There was a momentary pause, like we're talking it was at least five Mississippis which was still the standard unit of measure for that sort of thing long after the actual polity of Mississippi was put out of its misery, but nothing else happened.
I waited, looking up at the mech.
"Is that it?" I asked.
"Were you expecting something more dramatic, William?"
"Honestly? After the big deal you made out of all this, I figured it would be something more dramatic, yeah."
"I simply disabled my combat limitation protocols. There's no change."
"Like the eyes on your mech don't suddenly turn red to let the world know you've gone evil or something?"
"What about having my combat protocol overridden would make you think I'd turned evil?"
"I don't know," I said. "I guess there was a part of me that worried if the livisk were so afraid of a Combat Intelligence having free rein to kill whatever it wanted then there might be a good reason. Like maybe there was a rise of the machines at some point in their ancient history and they were terrified you were going to launch all the nukes or something."
"Is that something that humanity is prone to worrying about?" Arvie asked.

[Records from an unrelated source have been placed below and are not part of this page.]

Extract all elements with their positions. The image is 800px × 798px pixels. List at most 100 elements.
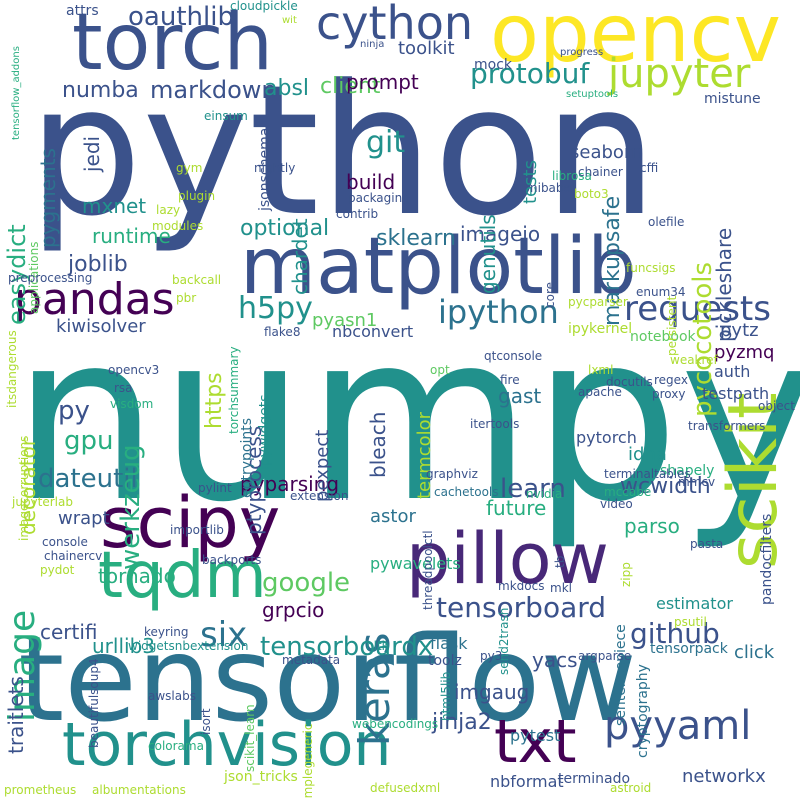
word-client: client [320, 74, 381, 99]
word-enum34: enum34 [636, 285, 686, 299]
word-terminado: terminado [558, 771, 631, 787]
word-scipy: scipy [100, 482, 281, 564]
word-funcsigs: funcsigs [626, 261, 676, 275]
word-tb: tb [553, 556, 567, 569]
word-markdown: markdown [150, 76, 277, 104]
word-lazy: lazy [156, 203, 181, 217]
word-send2trash: send2trash [497, 608, 511, 676]
word-olefile: olefile [648, 215, 685, 229]
word-wrapt: wrapt [58, 508, 110, 529]
word-tensorflow-addons: tensorflow_addons [11, 46, 22, 140]
word-gpu: gpu [64, 426, 114, 456]
word-defusedxml: defusedxml [370, 781, 441, 795]
word-tensorpack: tensorpack [650, 641, 728, 657]
word-qtconsole: qtconsole [484, 349, 543, 363]
word-webencodings: webencodings [352, 717, 439, 731]
word-nightly: nightly [254, 161, 296, 175]
word-future: future [486, 496, 547, 520]
word-chainer: chainer [578, 165, 623, 179]
word-lxml: lxml [588, 363, 614, 377]
word-core: core [543, 282, 557, 308]
word-sentencepiece: sentencepiece [613, 624, 629, 726]
word-optional: optional [240, 216, 330, 241]
word-setuptools: setuptools [566, 89, 619, 100]
word-itertools: itertools [470, 417, 520, 431]
word-beautifulsoup4: beautifulsoup4 [87, 658, 101, 748]
word-isort: isort [199, 708, 213, 735]
word-torch: torch [72, 0, 273, 88]
word-imgaug: imgaug [454, 680, 530, 704]
word-pytest: pytest [510, 726, 561, 745]
word-tensorboardx: tensorboardx [260, 632, 434, 662]
word-flask: flask [430, 634, 468, 653]
word-requests: requests [624, 289, 771, 329]
word-importlib: importlib [170, 523, 224, 537]
word-pyparsing: pyparsing [240, 472, 340, 496]
word-opencv3: opencv3 [108, 363, 160, 377]
word-jedi: jedi [80, 136, 104, 173]
word-certifi: certifi [40, 620, 98, 644]
word-wit: wit [282, 15, 297, 26]
word-fire: fire [500, 373, 520, 387]
word-nvidia: nvidia [526, 487, 563, 501]
word-weakref: weakref [670, 353, 718, 367]
word-h5py: h5py [238, 291, 313, 326]
word-cryptography: cryptography [635, 664, 651, 758]
word-build: build [346, 170, 396, 194]
word-ipywidgets: ipywidgets [257, 394, 273, 470]
word-pydot: pydot [40, 563, 75, 577]
word-jupyterlab: jupyterlab [12, 495, 73, 509]
word-plugin: plugin [178, 189, 216, 203]
word-github: github [630, 617, 720, 650]
word-psutil: psutil [674, 615, 707, 629]
word-regex: regex [654, 373, 688, 387]
word-wcwidth: wcwidth [620, 474, 711, 499]
word-pytorch: pytorch [576, 428, 637, 447]
word-jinja2: jinja2 [432, 710, 492, 735]
word-protobuf: protobuf [470, 57, 590, 90]
word-imagecorruptions: imagecorruptions [17, 436, 31, 542]
word-numpy: numpy [12, 283, 800, 553]
word-https: https [202, 372, 227, 429]
word-prometheus: prometheus [4, 783, 77, 797]
word-zipp: zipp [619, 562, 633, 587]
word-simplegeneric: simplegeneric [301, 724, 315, 798]
word-kiwisolver: kiwisolver [56, 316, 146, 337]
word-scikit-learn: scikit_learn [243, 704, 257, 772]
word-grpcio: grpcio [262, 598, 325, 622]
word-six: six [200, 615, 248, 655]
word-ipython: ipython [438, 293, 559, 331]
word-git: git [366, 125, 406, 160]
word-joblib: joblib [68, 252, 128, 277]
word-contrib: contrib [336, 207, 379, 221]
word-auth: auth [714, 362, 751, 381]
word-backcall: backcall [172, 273, 222, 287]
word-argparse: argparse [578, 649, 632, 663]
word-pyyaml: pyyaml [604, 703, 752, 749]
word-ipykernel: ipykernel [568, 321, 633, 337]
word-estimator: estimator [656, 594, 733, 613]
word-opencv: opencv [490, 0, 781, 80]
word-astor: astor [370, 506, 416, 527]
word-urllib3: urllib3 [92, 634, 155, 658]
word-pandocfilters: pandocfilters [759, 514, 775, 606]
word-mccabe: mccabe [604, 485, 652, 499]
word-modules: modules [152, 219, 204, 233]
word-pbr: pbr [176, 291, 197, 305]
word-pywavelets: pywavelets [370, 554, 461, 573]
word-pycparser: pycparser [568, 295, 628, 309]
word-absl: absl [264, 76, 310, 101]
word-nbformat: nbformat [490, 772, 564, 791]
word-librosa: librosa [552, 169, 592, 183]
word-console: console [42, 535, 88, 549]
word-nltk: nltk [366, 639, 389, 653]
word-persistent: persistent [665, 296, 679, 357]
word-yacs: yacs [532, 648, 578, 672]
word-backports: backports [202, 553, 262, 567]
word-keyring: keyring [144, 625, 189, 639]
word-progress: progress [560, 47, 604, 58]
word-jupyter: jupyter [608, 51, 751, 97]
word-imageio: imageio [460, 222, 541, 246]
word-py: py [58, 396, 90, 426]
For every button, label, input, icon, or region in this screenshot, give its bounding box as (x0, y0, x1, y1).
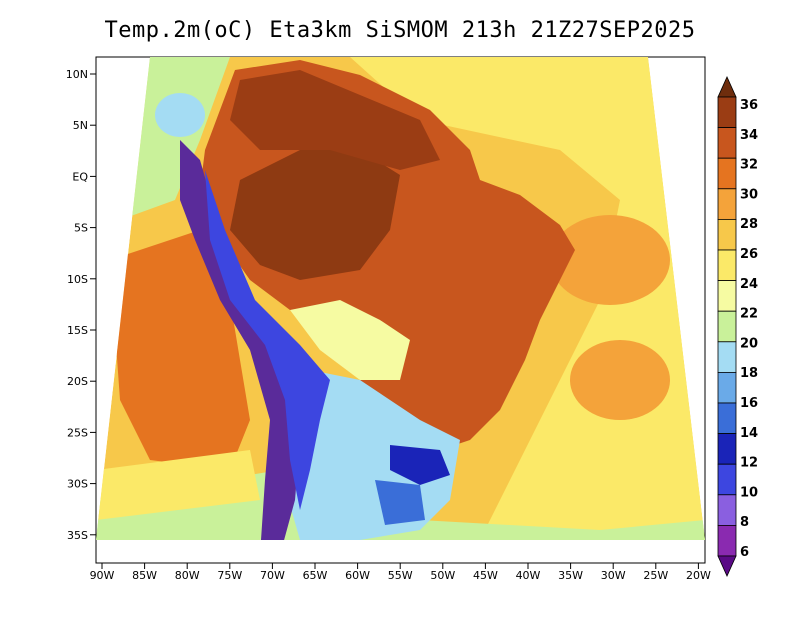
colorbar-label: 6 (740, 545, 749, 560)
pacific-light-blue (155, 93, 205, 137)
north-hot (230, 70, 440, 170)
andes-blue (205, 170, 330, 510)
colorbar-label: 30 (740, 187, 758, 202)
lat-label: 25S (67, 426, 88, 439)
colorbar-label: 26 (740, 247, 758, 262)
lon-label: 45W (473, 569, 498, 582)
uruguay-blue (375, 480, 425, 525)
colorbar-label: 12 (740, 456, 758, 471)
pacific-warm (110, 230, 250, 470)
lat-label: 35S (67, 529, 88, 542)
lon-label: 40W (516, 569, 541, 582)
colorbar-label: 18 (740, 366, 758, 381)
lat-label: 5N (73, 119, 88, 132)
colorbar-segment (717, 188, 737, 220)
atlantic-warm-patch (550, 215, 670, 305)
central-mild (290, 300, 410, 380)
colorbar-segment (717, 371, 737, 404)
lon-label: 80W (175, 569, 200, 582)
lon-label: 50W (430, 569, 455, 582)
lat-label: 20S (67, 375, 88, 388)
lat-label: 10N (66, 68, 88, 81)
lon-label: 60W (345, 569, 370, 582)
colorbar-top-arrow (717, 76, 737, 98)
colorbar-label: 36 (740, 98, 758, 113)
southern-mild (96, 450, 260, 520)
lon-label: 30W (601, 569, 626, 582)
colorbar-segment (717, 280, 737, 312)
colorbar-segment (717, 494, 737, 526)
colorbar-segment (717, 341, 737, 373)
colorbar-label: 14 (740, 426, 758, 441)
colorbar-label: 22 (740, 307, 758, 322)
colorbar-label: 34 (740, 128, 758, 143)
colorbar-label: 32 (740, 158, 758, 173)
colorbar: 36 34 32 30 28 26 24 22 20 18 16 14 12 10 8 6 (717, 76, 758, 577)
lon-label: 90W (90, 569, 115, 582)
amazon-very-hot (230, 150, 400, 280)
colorbar-label: 24 (740, 277, 758, 292)
south-brazil-cold (390, 445, 450, 485)
lat-label: 10S (67, 273, 88, 286)
lat-label: EQ (72, 170, 88, 183)
latitude-labels: 10N 5N EQ 5S 10S 15S 20S 25S 30S 35S (66, 68, 96, 542)
colorbar-label: 28 (740, 217, 758, 232)
map-title: Temp.2m(oC) Eta3km SiSMOM 213h 21Z27SEP2… (104, 18, 696, 43)
colorbar-segment (717, 96, 737, 129)
longitude-labels: 90W 85W 80W 75W 70W 65W 60W 55W 50W 45W 40W 35W 30W 2… (90, 563, 711, 582)
colorbar-segment (717, 127, 737, 159)
colorbar-segment (717, 157, 737, 190)
colorbar-label: 20 (740, 336, 758, 351)
colorbar-label: 8 (740, 515, 749, 530)
lat-label: 30S (67, 478, 88, 491)
lon-label: 70W (260, 569, 285, 582)
lon-label: 20W (686, 569, 711, 582)
temperature-field (96, 57, 705, 540)
colorbar-label: 10 (740, 485, 758, 500)
lat-label: 5S (74, 222, 88, 235)
colorbar-label: 16 (740, 396, 758, 411)
lon-label: 65W (303, 569, 328, 582)
lon-label: 55W (388, 569, 413, 582)
colorbar-segment (717, 310, 737, 343)
colorbar-segment (717, 218, 737, 251)
colorbar-segment (717, 525, 737, 557)
colorbar-segment (717, 463, 737, 496)
atlantic-warm-patch-2 (570, 340, 670, 420)
lon-label: 85W (132, 569, 157, 582)
colorbar-segment (717, 402, 737, 435)
colorbar-segment (717, 433, 737, 465)
lon-label: 35W (558, 569, 583, 582)
lon-label: 25W (643, 569, 668, 582)
colorbar-bottom-arrow (717, 555, 737, 577)
lon-label: 75W (217, 569, 242, 582)
lat-label: 15S (67, 324, 88, 337)
colorbar-segment (717, 249, 737, 282)
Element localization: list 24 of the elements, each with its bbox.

I finally made my way out from under the support beam. It had taken the entirety of that conversation to get through. Partly because I had to pick my way around a bunch of other rubble and destruction, but mostly because that thing was just that damn big.
"Actually, it's not something that's ever happened in human space. There have been a couple of times when AI protocols actually stopped somebody from launching a nuke."
"And yet your people continue to be afraid of it happening."
"People fear what they don't understand."
"But your people made the machines that you give the combat tools to," Arvie said. "How can you make something and not understand it?"
"I mean, I'm sure the eggheads who put together all that LLM and AI shit over the years know how it works. Though I've read articles that say they don't know why the AI is doing what it does. But there are a lot of people who aren't smart enough to figure that kind of stuff out, and they're prone to panicking and voting accordingly."
"Voting," Arvie said, as though he was rolling the word around his circuits. I wondered if I should count that as getting him to pause, because he really seemed to be thinking about it. "An odd concept your people have. You claim to love liberty, and yet you are constantly voting in the same type of people who are always doing the same harmful things and giving the same power to the same unelected wealthy people over and over."
"Yeah, well, nobody ever said it was a perfect system," I grunted.
"Indeed," Arvie said, sounding more perplexed than anything.
Suddenly, a map appeared in my heads-up display. I blinked as I looked at it.
"What's that?" I asked.
"One moment," Arvie said. "Allow me to adjust the transparency."
A moment later the transparency was adjusted and I could see what was in front of me, but there was still a map overlaid. It was roughly in the shape of a building complex, but none of the buildings displayed on the map were here anymore.
Of course there weren't. They'd all been blown up. I was looking at a map of what this complex looked like before the empress sent her welcome package this way.
"What's this all about?" I asked.
"It's an overlay of how far we have to go through the old building complex before we reach the shield wall."
"And do you think we're going to be able to get through the shield wall when we get over there?" I asked.
There was another pause. Pause number six. Not that I was keeping track. Okay, so I was totally keeping track, but this time I didn't care for that pause. Because I couldn't help but think it didn't mean anything good for me or Arvie or the little girl we were trying to help.
"There is as yet insufficient data for a meaningful answer," Arvie said.
"Son of a bitch," I growled, and then I noticed something else on the northern end of the map. It was a sparkling red glow that was moving farther and farther into the building complex. It was moving slowly, but it was still coming inexorably for us.
"Arvie, what's that red glow I see up there at the top of the map?"
I knew what the answer was going to be before he even said it, but I had to know for sure.
"Oh, that?" he asked. "That's the empress's forces making their way to us."